The BOK should be preparing. In April, Lee said the central bank might target yields, not unlike what the Bank of Japan has been doing since 2016. Since March, the BOK has been pledging to accept a wider range of collateral for liquidity.

That includes notes issued by state-run companies in repo auctions. That would channel more money into commercial banks and brokerages, which can use government debt as collateral.

The BOK gets a salute from a recent Bank for International Settlements report for having “introduced facilities to lend to financial institutions against corporate bond collateral.” Why not build up and expand the practice?

Lee’s team should go further. In conjunction with the parliament, the BOK could gain authority to load up on corporate debt. Even better – target those companies that are pledging to avoid mass layoffs or even to fatten paychecks a touch.

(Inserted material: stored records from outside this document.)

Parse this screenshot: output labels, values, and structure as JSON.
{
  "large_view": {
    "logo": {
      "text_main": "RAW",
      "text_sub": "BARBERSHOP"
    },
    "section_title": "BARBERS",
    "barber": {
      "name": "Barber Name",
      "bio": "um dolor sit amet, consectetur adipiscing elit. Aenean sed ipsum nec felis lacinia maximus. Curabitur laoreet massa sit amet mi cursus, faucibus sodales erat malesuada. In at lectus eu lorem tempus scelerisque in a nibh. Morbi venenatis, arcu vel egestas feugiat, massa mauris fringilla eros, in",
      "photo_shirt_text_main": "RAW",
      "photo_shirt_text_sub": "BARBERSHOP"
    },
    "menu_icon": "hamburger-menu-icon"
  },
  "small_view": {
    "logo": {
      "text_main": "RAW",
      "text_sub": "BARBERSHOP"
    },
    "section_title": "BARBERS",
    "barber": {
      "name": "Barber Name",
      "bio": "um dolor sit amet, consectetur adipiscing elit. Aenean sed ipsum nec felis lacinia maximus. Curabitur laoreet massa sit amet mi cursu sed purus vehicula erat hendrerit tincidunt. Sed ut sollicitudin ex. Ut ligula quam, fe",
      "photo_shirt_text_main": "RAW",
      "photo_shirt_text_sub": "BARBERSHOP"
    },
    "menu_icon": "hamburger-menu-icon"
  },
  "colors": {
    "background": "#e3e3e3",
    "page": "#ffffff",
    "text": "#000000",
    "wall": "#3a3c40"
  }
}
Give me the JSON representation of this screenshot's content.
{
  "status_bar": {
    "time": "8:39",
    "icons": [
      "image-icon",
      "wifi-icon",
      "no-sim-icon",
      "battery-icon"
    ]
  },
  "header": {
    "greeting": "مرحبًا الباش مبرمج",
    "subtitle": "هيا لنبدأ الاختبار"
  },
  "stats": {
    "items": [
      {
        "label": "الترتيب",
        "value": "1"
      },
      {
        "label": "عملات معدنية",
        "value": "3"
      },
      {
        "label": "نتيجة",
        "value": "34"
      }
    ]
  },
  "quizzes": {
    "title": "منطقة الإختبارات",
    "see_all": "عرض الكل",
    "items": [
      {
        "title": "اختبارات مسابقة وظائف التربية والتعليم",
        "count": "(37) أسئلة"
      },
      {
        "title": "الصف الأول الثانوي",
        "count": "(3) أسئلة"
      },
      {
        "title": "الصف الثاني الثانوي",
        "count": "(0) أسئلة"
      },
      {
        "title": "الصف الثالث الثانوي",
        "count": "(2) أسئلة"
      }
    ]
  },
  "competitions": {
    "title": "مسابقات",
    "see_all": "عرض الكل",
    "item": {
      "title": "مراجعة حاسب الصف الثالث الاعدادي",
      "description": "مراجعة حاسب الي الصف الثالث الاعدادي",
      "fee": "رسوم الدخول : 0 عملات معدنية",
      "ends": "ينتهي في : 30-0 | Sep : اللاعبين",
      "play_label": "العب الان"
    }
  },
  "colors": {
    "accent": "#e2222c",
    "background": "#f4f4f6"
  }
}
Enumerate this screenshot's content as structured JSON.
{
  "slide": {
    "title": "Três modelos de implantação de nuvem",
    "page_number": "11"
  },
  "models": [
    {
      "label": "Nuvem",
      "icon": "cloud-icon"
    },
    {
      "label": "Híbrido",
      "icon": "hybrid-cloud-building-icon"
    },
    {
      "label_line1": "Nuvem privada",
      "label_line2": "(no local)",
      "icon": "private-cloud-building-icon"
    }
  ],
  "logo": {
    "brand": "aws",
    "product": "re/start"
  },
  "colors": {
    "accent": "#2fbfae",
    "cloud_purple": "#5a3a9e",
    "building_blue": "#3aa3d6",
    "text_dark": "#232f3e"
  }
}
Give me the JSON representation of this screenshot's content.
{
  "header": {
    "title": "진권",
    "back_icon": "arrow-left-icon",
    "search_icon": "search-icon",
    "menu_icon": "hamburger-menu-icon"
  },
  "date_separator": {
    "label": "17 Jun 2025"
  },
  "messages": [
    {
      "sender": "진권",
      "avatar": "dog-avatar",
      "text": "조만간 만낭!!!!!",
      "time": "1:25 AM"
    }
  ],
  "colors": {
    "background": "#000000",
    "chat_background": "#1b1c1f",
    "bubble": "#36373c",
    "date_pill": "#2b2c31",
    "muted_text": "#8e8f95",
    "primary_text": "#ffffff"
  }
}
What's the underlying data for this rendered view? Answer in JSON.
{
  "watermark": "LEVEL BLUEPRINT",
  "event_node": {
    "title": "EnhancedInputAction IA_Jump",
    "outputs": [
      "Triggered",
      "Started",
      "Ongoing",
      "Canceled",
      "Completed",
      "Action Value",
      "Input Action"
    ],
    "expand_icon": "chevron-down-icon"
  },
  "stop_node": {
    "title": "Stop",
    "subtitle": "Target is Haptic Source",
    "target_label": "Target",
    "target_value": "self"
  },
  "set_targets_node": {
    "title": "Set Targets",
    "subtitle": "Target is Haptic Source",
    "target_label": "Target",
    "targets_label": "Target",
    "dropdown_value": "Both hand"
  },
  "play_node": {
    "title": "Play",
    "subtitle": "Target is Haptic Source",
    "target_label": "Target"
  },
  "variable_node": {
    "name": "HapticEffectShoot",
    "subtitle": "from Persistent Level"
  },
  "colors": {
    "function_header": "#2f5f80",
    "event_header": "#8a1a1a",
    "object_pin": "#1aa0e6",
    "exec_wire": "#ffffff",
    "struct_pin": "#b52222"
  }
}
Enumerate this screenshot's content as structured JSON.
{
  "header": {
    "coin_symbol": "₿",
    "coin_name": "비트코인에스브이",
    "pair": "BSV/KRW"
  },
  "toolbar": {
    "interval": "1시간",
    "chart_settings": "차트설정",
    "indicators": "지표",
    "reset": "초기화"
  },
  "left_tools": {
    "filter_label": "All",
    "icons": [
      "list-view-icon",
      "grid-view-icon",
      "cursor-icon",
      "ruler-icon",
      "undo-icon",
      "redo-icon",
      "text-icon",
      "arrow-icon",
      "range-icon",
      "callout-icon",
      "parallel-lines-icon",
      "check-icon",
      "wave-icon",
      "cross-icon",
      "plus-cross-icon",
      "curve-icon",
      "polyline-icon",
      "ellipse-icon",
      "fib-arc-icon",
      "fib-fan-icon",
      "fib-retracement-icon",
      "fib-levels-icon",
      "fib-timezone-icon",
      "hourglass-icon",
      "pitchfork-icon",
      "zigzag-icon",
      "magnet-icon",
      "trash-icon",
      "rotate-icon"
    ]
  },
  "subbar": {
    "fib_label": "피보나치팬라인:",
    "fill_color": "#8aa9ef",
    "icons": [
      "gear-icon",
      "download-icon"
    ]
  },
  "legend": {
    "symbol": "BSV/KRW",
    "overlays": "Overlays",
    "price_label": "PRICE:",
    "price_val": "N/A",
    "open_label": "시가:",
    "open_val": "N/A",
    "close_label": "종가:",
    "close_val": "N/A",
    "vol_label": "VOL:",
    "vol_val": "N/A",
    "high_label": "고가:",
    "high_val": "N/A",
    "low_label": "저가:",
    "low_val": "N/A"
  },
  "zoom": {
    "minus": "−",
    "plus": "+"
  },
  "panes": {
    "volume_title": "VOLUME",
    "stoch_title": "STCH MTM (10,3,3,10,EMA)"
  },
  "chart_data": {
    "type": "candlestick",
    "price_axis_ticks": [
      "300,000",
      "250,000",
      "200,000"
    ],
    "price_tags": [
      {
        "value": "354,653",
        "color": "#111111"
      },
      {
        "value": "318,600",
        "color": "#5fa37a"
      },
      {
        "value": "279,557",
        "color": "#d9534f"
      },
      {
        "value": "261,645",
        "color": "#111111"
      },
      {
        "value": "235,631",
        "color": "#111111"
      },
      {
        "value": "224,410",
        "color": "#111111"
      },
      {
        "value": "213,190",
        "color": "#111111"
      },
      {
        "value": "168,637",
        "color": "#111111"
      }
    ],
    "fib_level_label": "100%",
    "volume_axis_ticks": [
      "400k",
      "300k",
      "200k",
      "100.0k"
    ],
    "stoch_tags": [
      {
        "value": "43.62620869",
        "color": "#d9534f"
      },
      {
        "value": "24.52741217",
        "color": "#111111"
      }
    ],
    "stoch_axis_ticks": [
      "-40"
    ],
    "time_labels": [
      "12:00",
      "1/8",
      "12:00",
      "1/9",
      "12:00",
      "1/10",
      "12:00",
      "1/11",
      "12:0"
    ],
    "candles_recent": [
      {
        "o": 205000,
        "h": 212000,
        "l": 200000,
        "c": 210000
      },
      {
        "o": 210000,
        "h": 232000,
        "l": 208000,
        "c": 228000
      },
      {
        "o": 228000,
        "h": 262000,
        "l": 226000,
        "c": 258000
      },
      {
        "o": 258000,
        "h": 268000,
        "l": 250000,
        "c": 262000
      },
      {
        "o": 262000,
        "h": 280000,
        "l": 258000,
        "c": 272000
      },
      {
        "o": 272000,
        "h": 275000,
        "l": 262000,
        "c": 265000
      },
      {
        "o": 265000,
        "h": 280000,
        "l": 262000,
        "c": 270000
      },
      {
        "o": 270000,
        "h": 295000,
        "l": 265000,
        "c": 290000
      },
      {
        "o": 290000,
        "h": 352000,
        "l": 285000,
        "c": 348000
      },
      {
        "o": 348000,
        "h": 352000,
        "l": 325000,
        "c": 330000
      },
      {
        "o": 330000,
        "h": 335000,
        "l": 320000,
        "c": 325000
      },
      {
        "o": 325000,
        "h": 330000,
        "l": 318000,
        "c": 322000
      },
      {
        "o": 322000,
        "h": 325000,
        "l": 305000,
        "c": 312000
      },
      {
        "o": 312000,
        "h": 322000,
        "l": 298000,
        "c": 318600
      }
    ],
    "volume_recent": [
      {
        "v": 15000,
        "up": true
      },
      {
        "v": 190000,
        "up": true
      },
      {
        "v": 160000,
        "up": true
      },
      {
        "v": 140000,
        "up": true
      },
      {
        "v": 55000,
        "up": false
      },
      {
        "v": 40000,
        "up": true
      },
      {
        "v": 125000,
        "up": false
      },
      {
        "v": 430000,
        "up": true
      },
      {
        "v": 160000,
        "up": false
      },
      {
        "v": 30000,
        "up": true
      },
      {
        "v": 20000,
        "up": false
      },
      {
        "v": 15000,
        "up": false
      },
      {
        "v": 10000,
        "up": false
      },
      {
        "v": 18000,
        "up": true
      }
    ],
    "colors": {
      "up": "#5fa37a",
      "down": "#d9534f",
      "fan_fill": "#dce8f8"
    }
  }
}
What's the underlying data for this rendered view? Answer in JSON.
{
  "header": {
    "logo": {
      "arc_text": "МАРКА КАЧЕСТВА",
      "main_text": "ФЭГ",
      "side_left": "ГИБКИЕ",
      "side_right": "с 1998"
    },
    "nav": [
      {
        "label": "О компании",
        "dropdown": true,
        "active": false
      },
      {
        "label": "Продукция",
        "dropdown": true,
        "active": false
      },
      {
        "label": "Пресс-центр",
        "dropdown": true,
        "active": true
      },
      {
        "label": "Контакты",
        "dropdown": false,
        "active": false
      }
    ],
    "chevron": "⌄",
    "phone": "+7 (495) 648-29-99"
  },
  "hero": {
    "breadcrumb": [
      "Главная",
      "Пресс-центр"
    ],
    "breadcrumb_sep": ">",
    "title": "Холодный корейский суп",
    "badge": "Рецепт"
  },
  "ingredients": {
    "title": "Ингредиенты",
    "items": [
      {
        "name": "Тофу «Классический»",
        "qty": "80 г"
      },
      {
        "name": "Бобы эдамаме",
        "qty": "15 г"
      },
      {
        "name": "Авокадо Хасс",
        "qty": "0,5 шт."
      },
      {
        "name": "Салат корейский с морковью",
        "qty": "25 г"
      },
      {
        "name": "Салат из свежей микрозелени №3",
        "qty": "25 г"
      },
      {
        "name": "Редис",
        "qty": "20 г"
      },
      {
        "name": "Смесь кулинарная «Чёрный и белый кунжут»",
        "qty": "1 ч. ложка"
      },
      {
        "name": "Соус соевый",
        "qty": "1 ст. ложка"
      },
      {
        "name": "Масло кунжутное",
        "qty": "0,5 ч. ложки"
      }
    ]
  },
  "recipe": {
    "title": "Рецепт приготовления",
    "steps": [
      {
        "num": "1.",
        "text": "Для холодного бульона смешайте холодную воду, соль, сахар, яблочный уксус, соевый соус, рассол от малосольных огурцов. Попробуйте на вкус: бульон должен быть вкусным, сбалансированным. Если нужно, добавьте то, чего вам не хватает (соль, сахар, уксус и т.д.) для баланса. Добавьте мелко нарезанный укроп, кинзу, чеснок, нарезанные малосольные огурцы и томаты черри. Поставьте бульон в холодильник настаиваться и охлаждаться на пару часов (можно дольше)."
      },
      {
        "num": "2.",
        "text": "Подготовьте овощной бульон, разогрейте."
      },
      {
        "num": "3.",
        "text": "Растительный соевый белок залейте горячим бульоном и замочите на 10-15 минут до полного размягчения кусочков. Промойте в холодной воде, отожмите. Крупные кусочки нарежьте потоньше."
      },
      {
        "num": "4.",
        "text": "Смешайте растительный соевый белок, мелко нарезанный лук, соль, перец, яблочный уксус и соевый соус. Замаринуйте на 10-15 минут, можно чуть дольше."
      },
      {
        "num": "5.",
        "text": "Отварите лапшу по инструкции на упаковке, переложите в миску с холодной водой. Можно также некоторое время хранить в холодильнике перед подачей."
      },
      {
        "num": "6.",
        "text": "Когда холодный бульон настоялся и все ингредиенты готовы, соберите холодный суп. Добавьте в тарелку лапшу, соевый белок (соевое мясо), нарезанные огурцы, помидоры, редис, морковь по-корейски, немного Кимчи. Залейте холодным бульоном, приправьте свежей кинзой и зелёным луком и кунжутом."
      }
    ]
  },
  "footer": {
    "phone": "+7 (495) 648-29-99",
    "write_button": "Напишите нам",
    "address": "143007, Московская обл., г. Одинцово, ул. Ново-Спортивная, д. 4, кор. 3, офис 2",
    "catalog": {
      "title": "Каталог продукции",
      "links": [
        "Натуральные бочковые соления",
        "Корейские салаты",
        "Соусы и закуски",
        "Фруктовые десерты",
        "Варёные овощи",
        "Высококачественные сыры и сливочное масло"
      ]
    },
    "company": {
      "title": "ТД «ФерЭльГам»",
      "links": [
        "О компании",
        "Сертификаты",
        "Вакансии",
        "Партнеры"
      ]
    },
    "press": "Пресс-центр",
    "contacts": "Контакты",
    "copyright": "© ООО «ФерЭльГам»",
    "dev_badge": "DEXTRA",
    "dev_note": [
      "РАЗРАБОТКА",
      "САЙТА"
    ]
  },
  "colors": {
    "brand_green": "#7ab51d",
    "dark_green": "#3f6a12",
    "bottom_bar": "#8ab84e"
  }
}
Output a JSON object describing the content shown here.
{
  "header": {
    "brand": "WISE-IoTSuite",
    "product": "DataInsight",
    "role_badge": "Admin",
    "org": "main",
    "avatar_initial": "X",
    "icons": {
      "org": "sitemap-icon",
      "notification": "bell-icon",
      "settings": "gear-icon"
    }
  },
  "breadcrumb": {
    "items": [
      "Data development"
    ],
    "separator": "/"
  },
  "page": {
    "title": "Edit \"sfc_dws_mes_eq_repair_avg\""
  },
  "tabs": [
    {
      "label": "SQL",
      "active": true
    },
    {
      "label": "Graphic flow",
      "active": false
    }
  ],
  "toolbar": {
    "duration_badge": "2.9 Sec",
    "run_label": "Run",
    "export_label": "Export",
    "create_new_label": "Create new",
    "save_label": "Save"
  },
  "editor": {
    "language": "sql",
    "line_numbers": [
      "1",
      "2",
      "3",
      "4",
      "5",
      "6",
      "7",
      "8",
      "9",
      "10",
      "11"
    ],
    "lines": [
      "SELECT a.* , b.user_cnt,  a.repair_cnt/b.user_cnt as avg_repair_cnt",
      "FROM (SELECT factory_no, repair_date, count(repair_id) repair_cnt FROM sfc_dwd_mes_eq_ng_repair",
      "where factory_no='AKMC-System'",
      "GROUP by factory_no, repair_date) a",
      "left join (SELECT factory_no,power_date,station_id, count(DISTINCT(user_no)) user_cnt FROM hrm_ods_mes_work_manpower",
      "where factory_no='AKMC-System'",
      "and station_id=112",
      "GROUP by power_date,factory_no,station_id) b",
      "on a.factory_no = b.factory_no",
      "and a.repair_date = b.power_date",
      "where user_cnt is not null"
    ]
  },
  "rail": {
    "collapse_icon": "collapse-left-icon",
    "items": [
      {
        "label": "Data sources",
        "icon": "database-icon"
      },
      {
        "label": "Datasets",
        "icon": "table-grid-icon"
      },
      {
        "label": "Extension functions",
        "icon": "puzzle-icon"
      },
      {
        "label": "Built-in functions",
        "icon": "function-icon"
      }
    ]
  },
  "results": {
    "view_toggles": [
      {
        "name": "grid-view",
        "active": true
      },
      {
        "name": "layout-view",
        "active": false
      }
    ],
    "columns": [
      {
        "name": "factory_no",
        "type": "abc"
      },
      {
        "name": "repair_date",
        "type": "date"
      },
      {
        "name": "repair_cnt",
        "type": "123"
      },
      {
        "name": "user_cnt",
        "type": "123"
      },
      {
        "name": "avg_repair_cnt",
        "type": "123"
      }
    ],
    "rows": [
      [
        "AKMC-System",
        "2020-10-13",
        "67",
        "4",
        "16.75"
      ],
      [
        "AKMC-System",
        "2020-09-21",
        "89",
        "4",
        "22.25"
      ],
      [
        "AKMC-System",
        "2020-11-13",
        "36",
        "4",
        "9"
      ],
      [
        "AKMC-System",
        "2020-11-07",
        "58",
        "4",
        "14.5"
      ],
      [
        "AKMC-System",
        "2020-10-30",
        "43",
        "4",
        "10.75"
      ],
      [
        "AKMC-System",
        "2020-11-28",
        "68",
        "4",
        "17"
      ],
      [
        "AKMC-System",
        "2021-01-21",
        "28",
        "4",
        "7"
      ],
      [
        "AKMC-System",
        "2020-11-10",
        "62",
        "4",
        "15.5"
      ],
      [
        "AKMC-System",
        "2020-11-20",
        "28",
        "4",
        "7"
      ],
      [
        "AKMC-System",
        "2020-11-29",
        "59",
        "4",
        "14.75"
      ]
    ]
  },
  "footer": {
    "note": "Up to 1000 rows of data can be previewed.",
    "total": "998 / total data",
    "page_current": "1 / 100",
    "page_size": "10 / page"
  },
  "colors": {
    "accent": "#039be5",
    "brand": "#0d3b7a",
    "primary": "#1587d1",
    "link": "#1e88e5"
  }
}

And the BOK could load up even further on local government debt from Seoul to Busan to Gwangju to create fiscal space to invest in job creation.

The BOK also could be liaising with lawmakers to prepare an emergency universal basic income scheme, even on a temporary basis, if a deep recession takes hold. The mistake the US made in 2008 and Japan is making right now is not getting cash into the hands of consumers.

Moon is trying his hand at just that with his $135 billion “New Deal.” As part of efforts to reshape the economy around technology including 5G, Moon hopes to create 1.9 million new jobs over the next five years.

South Korean President Moon Jae-in is under fire for failing to contain spiraling real estate prices. Image: AFP

Seoul has the fiscal space to ramp up spending. But greater coordination between Moon’s Ministry of Finance and the BOK would increase South Korea’s financial firepower.

Central banking is, in large part, a confidence game. As much as QE is about getting cash into the economy, it’s about signaling to businesspeople, investors and households that the BOK is leaving no financial stone unturned.

It would be a grave mistake for Lee’s team to turn away from the support the South Korean economy needs. Inflation remains far below the BOK’s 2% target. And Lee has repeatedly said monetary policy must remain appropriately accommodative until things recover.

All the good headlines emanating from South Korea these days don’t change the fact the global economy’s 2020 is darkening by the day. The BOK must act accordingly.